With album and track names that could easily double as titles for Color Field paintings, Growing belongs to the instrumental school of music that believes a band should be felt as much as heard. Growing’s roots nicely map out their sound, which is decidedly Brooklyn by way of Olympia. It’s evocative of babbling brooks and forest glens, the paths to which are all laid out in synth.

Fresh off their tour with fellow dronescapers and Fun Festers Fuck Buttons, Growing hits that intellectual ol’ Orange Stage at 12:30 on Sunday. For some, Sunday morning is a little too early for such mental excursions, but many of us grew up being brought to far less entertaining drone every single week. Growing’s latest album, All the Way, is a welcome double-shot of skittering, caffeinated fuzz so lithe and kinetic that we fully expect an electronic garden party.

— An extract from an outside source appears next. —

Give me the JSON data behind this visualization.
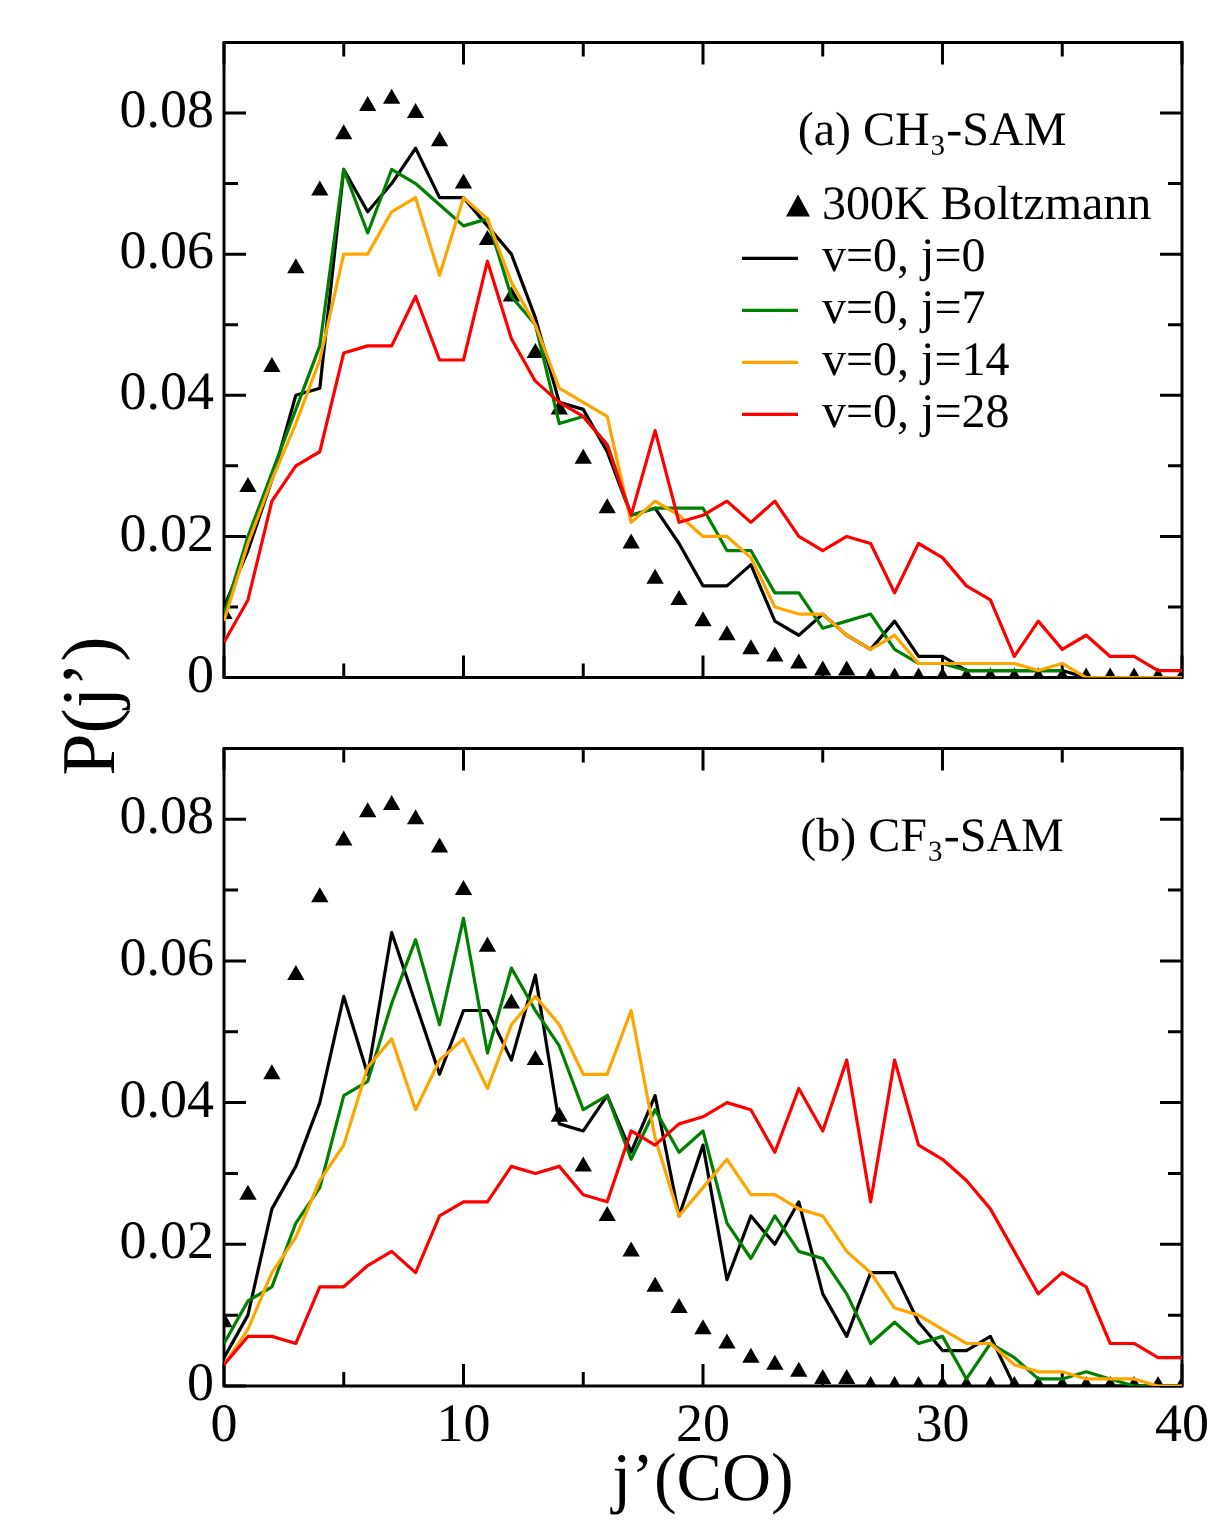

Growing [Myspace][Official]


Orange stagers take note: Fun Fun Fun Fest derives much of its credentials from what could only be named the Black Stage, an uncanny gathering of punk and metal legends you won’t see in any one place anywhere else. Even Especially if your neti pot is the most hardcore element of your daily routine, take our advice and spend a few hours at the Black Stage this weekend; the carnage you’ll witness features the blue blood of many a noble music lineage.


One such act is D.R.I (Dirty Rotten Imbeciles), one of the very first bands to fuse punk with thrash metal way back in the mid-80s. Their 1987 album Crossover, virtually gave birth to this eponymous movement. Among D.R.I.’s earliest tour experience is “Rock Against Reagan” with the Dead Kennedys.

Named after a recurring theme in the phrasing that vocalist Kurt Brecht’s father would use to throw them out of the house during/because of rehearsals, D.R.I. has exerted inestimable influence on other bands—most traceably Slayer—during a career arc spanning more than 27 years and still bending toward hardcore. Several D.R.I. albums are hailed as classics, so do yourself a favor and experience more than just what’s on that one Tony Hawk Playstation 2 game. D.R.I. takes to the Black Stage at 6:55 pm on the Sabbath.